2. DORA: The digital shield for the financial sector
What is DORA?
The DORA Regulation (Digital Operational Resilience Act) has been in force since January 2025. Its goal is to ensure that financial entities can withstand, respond to, and recover from cyberattacks and ICT-related operational disruptions.
Who does it apply to?
- Banks, insurers, fintech companies, fund managers, and stock exchanges.
- It also applies to critical technology providers: cloud services, analytics providers, cybersecurity vendors, etc.
Key requirements
- ICT risk governance
Board-level responsibility, security policies, internal audits, full accountability - ICT incident management
Obligation to classify, record and report serious incidents (like NIS2, with similar deadlines). - Operational resilience testing
From penetration testing to advanced simulations (regulated red teaming). - Third-party risk management and concentration
Full vendor inventories, oversight clauses in contracts, and exit strategies - Information sharing
Encourages the exchange of threat intelligence across the sector (ISAC-style collaboration)
Penalties
- Significant fines regulated by each national financial authority.
- Possibility of excluding non-compliant vendors from the supply chain.
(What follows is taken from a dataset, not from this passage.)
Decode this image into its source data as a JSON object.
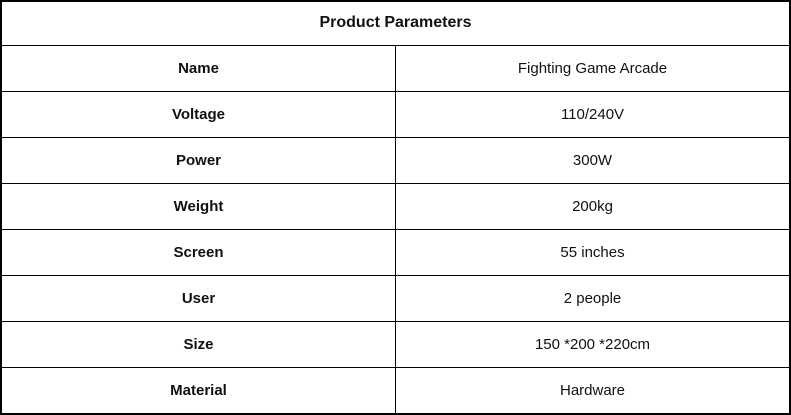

3. The AI Act and security controls in artificial intelligence
What is the AI Act?
The AI Act is the world's first comprehensive law regulating artificial intelligence based on risk levels. It was approved in 2024 and will fully come into force in 2026, though it is already influencing developers and innovative companies.
How is it related to cybersecurity?
- High-risk models (such as biometric surveillance systems, AI in critical infrastructure, justice, human resources) require:
- Advanced security controls.
- Documentation of adversarial attacks and robustness against manipulation.
- Auditing of training data to detect bias or data leakage.
- Obligation to explain and control algorithms
Systems are not allowed to make decisions autonomously in sensitive sectors without traceability or human oversight. - Continuous risk assessment throughout the system lifecycle
Requires robust governance: technical capability is no longer enough; compliance must be demonstrated.
Convergence with NIS2 and DORA
- If an AI model is used in a environment regulated by DORA or NIS2, it must comply with the requirements of both frameworks.
- The AI Act introduces the concept of “security by design in AI”, complementing the traditional cybersecurity approaches.
Quick comparison

Conclusion: It's not (just) about compliance, it's about digital survival
These three regulations should not be seen as bureaucratic hurdles, but as a strategic roadmap toward advanced digital maturity.
Organisations that take the lead, by structuring governance, documenting controls, and aligning their technology, will be the most competitive and resilient.
Cybersecurity is no longer just a department: it is a cross-functional, regulated management responsibility.